Google Cloud Dataproc aims to be the premier cloud platform for running Hadoop and Spark workloads. The role focuses on enhancing performance, reliability, and feature sets for these big data technologies, including LakeHouse components, to meet evolving customer needs and maintain a competitive edge in the cloud data analytics market.
Requirements
- 5 years of experience in programming with Java.
- 3 years of experience designing, analyzing and troubleshooting large-scale distributed systems.
- 3 year of experience in a technical leadership role with software design and architecture; leading technical design and driving team execution.
- Experience developing with Spark, Hive, or with similar processing frameworks.
- Experience developing with Iceberg, Hudi or Delta.
- Experience with Database or Data Warehouse internals.
Responsibilities
- Build high-impact customer-facing features which make Cloud Dataproc the best place to run Hadoop and Spark in the cloud.

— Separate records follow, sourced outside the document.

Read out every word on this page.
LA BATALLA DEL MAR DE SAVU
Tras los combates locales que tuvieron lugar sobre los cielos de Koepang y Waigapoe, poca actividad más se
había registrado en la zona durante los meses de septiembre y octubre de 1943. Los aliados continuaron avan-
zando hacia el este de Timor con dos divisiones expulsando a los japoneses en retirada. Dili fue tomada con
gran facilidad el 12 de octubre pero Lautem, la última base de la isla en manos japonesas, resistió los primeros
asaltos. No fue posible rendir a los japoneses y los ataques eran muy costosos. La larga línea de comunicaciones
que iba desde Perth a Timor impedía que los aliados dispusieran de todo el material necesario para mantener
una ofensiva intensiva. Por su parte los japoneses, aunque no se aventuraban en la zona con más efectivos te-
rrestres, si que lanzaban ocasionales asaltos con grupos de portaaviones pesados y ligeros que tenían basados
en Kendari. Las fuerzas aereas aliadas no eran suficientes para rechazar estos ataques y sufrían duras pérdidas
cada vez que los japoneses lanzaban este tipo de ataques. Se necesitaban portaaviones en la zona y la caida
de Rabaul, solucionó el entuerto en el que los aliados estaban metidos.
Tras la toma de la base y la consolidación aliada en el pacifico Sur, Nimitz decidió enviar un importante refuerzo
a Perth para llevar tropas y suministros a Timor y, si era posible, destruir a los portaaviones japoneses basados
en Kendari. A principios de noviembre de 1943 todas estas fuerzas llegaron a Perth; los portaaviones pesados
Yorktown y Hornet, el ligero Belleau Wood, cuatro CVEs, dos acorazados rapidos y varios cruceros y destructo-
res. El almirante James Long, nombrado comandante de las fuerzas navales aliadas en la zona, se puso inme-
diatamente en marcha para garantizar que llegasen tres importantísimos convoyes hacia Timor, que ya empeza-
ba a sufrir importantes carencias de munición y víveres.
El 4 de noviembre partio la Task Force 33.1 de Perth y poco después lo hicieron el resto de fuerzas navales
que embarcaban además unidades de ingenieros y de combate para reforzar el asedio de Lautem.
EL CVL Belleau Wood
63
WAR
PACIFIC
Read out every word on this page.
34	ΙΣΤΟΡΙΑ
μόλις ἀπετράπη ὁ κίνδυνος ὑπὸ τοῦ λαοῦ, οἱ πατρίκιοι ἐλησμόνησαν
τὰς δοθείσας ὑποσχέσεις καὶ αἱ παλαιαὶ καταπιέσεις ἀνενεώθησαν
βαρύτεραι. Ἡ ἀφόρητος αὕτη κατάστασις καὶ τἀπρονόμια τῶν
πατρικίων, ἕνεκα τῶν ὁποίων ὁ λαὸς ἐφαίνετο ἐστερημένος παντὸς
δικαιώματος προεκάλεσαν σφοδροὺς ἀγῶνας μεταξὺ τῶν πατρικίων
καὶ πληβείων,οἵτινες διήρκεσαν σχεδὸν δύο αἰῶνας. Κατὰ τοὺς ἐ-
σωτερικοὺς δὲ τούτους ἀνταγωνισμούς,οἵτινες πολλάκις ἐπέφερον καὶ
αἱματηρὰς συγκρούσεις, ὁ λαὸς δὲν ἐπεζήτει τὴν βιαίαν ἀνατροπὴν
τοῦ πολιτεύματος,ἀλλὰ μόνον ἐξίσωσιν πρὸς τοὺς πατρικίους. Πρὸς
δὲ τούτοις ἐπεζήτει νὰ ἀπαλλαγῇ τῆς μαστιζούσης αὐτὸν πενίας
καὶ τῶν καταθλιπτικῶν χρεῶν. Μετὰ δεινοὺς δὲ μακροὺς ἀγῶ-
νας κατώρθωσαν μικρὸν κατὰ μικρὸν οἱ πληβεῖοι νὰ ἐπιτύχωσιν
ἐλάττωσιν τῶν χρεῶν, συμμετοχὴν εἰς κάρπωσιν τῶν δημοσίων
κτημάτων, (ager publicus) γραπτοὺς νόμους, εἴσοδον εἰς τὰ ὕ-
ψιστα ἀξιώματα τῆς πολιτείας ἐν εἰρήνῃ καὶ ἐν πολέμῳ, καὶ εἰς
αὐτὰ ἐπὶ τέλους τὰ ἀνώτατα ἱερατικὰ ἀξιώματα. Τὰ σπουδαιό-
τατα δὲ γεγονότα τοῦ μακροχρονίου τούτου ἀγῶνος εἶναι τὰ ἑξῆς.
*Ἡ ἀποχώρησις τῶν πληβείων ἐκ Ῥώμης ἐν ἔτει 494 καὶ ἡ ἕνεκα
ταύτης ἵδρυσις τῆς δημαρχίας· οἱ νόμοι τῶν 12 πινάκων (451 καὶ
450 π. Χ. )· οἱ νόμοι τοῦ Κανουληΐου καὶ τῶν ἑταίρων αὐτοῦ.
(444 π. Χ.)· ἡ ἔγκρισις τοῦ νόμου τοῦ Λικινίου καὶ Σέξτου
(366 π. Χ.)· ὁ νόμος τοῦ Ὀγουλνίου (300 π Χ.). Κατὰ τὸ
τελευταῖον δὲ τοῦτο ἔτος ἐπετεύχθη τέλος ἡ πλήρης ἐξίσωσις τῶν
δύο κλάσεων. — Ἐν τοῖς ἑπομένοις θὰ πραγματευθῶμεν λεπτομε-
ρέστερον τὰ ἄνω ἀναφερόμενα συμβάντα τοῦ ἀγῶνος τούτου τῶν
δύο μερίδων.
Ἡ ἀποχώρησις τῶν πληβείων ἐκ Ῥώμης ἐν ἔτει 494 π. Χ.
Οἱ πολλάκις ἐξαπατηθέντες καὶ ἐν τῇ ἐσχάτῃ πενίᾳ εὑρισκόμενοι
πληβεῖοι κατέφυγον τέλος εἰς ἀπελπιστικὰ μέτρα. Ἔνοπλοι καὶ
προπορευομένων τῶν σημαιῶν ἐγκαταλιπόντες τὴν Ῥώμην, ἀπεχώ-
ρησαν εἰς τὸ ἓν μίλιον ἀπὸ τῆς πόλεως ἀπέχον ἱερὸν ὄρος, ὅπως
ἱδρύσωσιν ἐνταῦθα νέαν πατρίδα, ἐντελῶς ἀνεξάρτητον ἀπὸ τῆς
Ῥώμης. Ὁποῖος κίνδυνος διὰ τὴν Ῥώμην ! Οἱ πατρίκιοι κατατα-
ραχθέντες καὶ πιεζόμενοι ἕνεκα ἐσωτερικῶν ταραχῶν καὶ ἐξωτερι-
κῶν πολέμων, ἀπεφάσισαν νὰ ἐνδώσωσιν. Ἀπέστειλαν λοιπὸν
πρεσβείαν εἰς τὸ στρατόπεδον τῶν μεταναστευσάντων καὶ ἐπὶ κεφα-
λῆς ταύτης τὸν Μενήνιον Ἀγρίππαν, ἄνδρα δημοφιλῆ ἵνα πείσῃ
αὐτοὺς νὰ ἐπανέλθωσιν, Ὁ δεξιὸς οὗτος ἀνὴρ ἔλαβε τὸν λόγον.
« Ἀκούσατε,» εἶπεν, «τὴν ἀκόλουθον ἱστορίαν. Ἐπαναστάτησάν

- Driving technical design and execution for differentiated Performance and LakeHouse features and enhancements in an ambiguous problem space.
- Review code developed by other developers and provide feedback to ensure best practices (e.g., style guidelines, checking code in, accuracy, testability, and efficiency).
- Enhance Apache Spark for performance, reliability, security, and monitoring, and simultaneously enhance Lake House technologies like Iceberg, Hudi, or Delta Lake for performance, security, and monitoring.
- Contribute to and adapt existing documentation or educational content based on product and program updates, as well as user feedback, while also extending open-source technologies like Apache Spark, Hive, and Trino to improve their debuggability, observability, and supportability.
Other
- Bachelor’s degree or equivalent practical experience.
- The US base salary range for this full-time position is $166,000-$244,000 + bonus + equity + benefits.
- Sunnyvale, CA, USA; Kirkland, WA, USA